At some point I finally managed to catch up with the dictaphone notes. I was up in the Scottish Borders last night with a couple of young girls whom I met there once upon a time, at the festival indoor. The two girls were dancing. They were carrying bottles of drink around and I’m not sure why because they weren’t drinking them. We’d filmed them dancing, as well as quite a few others. We were watching it, and I can’t remember now, but she was most offended when she saw them dancing with the alcohol and had quite a lot to say about it. There was something about food too, making queues for the food and serving the queue, how if you had your food in one room you couldn’t go into another but eat in that room etc, something to do with the fact that some parts were licensed as a takeaway and some weren’t. It was all quite complicated. We were talking about my flat-bottomed boat festival. The film went on to talk about it and said about how these two girls would be invited to attend as well but of course the older one by this time had been killed so it was totally irrelevant.

It’s surprising, this little voyage, particularly about the death of one of these girls. In real life I’d actually met them a couple of times and then after one of our meetings, the older one was actually killed. She was driving to work early one morning when a German tourist who had driven up from Dover through the night without stopping pulled off the M74 onto the wrong side of the road and hit her head-on.

In her ancient and frail Open Corsa, she didn’t stand a chance.

Regular readers of this rubbish in one of its many previous guises will recall that the after-effects of this accident were quite considerable and are still rumbling on today

Later on we were back at the Scottish Borders again later and there was another girl there in between the age of these two girls, probably about 15 or so. She was dancing as well but I can’t remember where this started or why it was significant.

My friend Marianne was in hospital so I’d been staying in her apartment. I’d been there for five months from September until February. There was some talk that she might come out very soon so I’d had to have a good go round and tidy everything up and make sure that everything was where it was supposed to be, all of her clothes and everything, find her bank cards, find her money and all that. It was extremely complicated. At one point I found her cassette player so I put some music on and was listening to that while I was working. When I’d finished in the bedroom I couldn’t make up my mind whether to leave it on or switch it off. In the end I switched it off but this was something extremely emotional, all of this.

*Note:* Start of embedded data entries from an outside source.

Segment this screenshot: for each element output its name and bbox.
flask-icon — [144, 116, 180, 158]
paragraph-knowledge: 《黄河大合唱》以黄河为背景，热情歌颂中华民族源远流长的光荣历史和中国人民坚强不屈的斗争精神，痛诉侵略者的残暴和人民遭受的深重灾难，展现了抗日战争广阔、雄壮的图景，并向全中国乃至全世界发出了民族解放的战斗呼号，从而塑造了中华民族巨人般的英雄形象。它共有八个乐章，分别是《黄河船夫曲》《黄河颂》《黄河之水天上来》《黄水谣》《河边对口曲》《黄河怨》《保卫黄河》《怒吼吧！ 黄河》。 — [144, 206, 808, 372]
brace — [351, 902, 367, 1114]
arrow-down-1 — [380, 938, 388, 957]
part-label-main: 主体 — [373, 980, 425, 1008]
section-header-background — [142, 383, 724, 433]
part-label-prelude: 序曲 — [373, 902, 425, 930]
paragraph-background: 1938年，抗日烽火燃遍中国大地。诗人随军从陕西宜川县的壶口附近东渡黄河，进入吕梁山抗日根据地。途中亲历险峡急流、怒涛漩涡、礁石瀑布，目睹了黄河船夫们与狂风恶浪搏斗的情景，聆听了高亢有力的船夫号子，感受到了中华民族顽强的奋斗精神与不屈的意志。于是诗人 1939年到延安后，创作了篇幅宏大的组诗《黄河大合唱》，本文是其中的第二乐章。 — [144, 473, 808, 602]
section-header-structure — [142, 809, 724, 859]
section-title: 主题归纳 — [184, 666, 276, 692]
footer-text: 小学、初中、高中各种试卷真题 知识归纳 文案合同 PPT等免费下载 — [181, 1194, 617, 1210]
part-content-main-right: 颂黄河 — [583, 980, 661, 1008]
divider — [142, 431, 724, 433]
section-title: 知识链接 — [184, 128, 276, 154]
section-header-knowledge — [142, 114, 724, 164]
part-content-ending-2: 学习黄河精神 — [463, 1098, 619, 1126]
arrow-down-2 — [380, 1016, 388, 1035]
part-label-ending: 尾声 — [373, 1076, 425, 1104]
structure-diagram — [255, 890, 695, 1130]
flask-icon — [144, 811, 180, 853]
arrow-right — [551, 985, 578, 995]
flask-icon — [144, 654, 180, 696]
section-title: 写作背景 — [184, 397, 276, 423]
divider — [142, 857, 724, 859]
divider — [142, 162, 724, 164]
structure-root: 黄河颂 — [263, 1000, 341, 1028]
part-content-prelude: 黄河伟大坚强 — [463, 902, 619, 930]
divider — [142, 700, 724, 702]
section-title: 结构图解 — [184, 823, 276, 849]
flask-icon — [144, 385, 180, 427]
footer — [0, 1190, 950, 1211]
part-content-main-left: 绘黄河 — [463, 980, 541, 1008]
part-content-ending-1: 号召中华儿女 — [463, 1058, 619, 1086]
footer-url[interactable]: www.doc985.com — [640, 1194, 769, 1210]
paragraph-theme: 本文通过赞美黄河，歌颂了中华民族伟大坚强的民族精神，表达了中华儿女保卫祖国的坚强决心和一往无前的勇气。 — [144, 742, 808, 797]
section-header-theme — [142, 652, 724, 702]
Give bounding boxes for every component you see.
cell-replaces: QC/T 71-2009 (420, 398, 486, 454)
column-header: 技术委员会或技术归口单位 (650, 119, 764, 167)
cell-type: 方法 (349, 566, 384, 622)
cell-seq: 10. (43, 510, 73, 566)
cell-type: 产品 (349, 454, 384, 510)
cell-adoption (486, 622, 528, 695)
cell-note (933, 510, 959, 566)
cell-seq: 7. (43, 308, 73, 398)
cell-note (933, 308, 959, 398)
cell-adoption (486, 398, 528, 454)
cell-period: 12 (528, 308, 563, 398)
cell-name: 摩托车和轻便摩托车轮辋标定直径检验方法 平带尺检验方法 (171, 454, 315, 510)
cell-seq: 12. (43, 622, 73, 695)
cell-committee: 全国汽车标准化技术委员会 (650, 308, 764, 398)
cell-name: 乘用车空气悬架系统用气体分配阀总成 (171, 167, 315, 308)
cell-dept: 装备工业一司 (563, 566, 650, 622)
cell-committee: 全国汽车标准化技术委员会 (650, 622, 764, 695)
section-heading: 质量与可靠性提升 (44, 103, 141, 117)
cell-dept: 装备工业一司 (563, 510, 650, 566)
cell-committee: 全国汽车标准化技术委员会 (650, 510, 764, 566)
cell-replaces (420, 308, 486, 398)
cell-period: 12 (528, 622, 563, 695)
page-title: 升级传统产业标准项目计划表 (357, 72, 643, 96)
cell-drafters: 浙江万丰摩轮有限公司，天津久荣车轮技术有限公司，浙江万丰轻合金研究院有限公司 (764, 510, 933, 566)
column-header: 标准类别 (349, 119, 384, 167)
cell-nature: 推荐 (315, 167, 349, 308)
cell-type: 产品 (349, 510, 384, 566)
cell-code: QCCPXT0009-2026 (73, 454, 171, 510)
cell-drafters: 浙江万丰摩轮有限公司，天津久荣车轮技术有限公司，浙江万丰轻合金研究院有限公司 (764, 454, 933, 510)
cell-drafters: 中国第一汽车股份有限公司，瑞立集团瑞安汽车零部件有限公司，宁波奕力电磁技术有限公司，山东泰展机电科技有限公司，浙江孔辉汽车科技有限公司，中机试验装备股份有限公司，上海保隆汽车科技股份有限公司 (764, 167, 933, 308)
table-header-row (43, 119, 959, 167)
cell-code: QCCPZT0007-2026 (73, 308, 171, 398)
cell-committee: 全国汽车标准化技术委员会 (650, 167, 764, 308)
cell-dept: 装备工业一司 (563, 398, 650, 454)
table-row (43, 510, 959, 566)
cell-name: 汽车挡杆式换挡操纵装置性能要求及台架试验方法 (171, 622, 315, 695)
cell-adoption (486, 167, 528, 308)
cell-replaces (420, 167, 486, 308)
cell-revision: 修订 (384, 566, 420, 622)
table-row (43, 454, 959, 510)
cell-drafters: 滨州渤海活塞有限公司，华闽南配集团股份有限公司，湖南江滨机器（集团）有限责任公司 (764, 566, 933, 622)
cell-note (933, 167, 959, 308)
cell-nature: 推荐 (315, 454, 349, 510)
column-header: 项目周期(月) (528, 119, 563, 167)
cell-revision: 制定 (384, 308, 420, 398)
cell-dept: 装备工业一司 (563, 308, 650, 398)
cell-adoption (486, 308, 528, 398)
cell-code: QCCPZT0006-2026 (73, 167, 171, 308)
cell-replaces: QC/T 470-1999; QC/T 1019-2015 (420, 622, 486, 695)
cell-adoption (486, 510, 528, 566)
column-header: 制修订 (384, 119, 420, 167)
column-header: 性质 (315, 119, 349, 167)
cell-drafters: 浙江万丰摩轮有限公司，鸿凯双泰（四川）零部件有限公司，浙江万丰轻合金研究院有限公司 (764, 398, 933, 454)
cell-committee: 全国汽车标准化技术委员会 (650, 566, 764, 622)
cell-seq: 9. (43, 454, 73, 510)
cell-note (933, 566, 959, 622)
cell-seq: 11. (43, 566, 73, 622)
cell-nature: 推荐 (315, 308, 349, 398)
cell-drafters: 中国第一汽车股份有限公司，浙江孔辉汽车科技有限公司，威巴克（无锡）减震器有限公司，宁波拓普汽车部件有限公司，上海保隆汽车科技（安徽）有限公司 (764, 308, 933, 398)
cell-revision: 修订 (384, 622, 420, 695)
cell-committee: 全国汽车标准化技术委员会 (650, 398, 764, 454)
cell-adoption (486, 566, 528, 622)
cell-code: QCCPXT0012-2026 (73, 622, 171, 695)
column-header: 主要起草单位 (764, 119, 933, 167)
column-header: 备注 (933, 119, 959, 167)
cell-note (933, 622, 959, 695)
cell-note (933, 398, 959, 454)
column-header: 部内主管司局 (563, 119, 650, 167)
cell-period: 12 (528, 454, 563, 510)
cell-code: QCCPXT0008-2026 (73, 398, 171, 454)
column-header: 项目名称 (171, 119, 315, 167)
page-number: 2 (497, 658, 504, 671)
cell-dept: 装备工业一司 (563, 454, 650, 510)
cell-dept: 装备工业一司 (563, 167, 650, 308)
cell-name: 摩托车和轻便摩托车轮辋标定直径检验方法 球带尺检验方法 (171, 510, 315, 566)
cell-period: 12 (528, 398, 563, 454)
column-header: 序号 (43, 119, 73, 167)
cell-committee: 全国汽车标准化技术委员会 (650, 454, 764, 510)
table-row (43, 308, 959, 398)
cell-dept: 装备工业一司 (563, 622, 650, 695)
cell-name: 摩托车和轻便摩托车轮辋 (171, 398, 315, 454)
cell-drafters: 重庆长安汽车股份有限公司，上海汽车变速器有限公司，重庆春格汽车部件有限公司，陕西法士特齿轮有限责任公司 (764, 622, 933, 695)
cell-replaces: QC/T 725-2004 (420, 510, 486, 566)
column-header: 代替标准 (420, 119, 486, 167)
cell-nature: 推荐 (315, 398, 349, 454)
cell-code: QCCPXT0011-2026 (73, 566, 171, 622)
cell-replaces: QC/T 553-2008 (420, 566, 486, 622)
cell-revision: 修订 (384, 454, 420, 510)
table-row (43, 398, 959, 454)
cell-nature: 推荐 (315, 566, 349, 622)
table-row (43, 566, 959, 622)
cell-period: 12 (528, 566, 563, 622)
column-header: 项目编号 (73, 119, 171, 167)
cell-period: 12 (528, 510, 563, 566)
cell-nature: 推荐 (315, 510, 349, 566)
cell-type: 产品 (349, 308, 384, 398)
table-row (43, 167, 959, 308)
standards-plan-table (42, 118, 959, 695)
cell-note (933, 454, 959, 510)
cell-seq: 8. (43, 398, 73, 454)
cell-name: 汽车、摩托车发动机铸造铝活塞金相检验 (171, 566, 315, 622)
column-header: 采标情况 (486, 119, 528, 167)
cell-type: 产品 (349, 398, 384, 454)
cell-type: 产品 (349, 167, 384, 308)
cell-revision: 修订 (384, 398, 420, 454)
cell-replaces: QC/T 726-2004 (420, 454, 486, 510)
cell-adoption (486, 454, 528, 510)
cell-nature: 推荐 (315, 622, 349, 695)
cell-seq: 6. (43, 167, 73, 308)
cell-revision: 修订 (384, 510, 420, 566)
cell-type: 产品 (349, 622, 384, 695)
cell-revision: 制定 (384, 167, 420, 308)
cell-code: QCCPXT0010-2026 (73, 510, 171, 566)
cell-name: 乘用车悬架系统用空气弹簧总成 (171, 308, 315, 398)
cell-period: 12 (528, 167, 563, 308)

I was with Lise last night (and who is Lise?), on my way home in a car. There was some kind of news report about an Italian who had done something and taken an Israeli person hostage. I was driving home and I came to the road junction which I thought that I needed but for some reason I couldn’t see clearly out of the car. I ended up driving past so I had to find a place to turn round. I came to a place in a village where I could turn round but parked in a field were a couple of steam traction engines, all overgrown and covered in weeds, creepers etc so I went to take a photo of them. No matter how I tried I couldn’t find a decent viewpoint. In the end, after a while, I gave it up as a bad job, went back into the car, turned round. Then I noticed several ruined buildings from the Middle Ages so I stopped to take a photo. All these kids swarmed around me and kept on standing in front of the lens so I didn’t have a clear shot. Then the camera wasn’t recognising the lens. This was proving to be extremely awkward. In the end I was having to push these kids out of the way but the more I pushed, the more they formed back and kids started appearing from everywhere. I never did take that photo.

And that wasn’t all either. But as you are eating your tea right now I’ll spare you the gory details.

Now that I’ve had my tea, I’m off to bed. It’s early but I’m exhausted and I have my hospital appointment tomorrow so I need to be fighting fit. 123% of my daily activity deserves a good rest.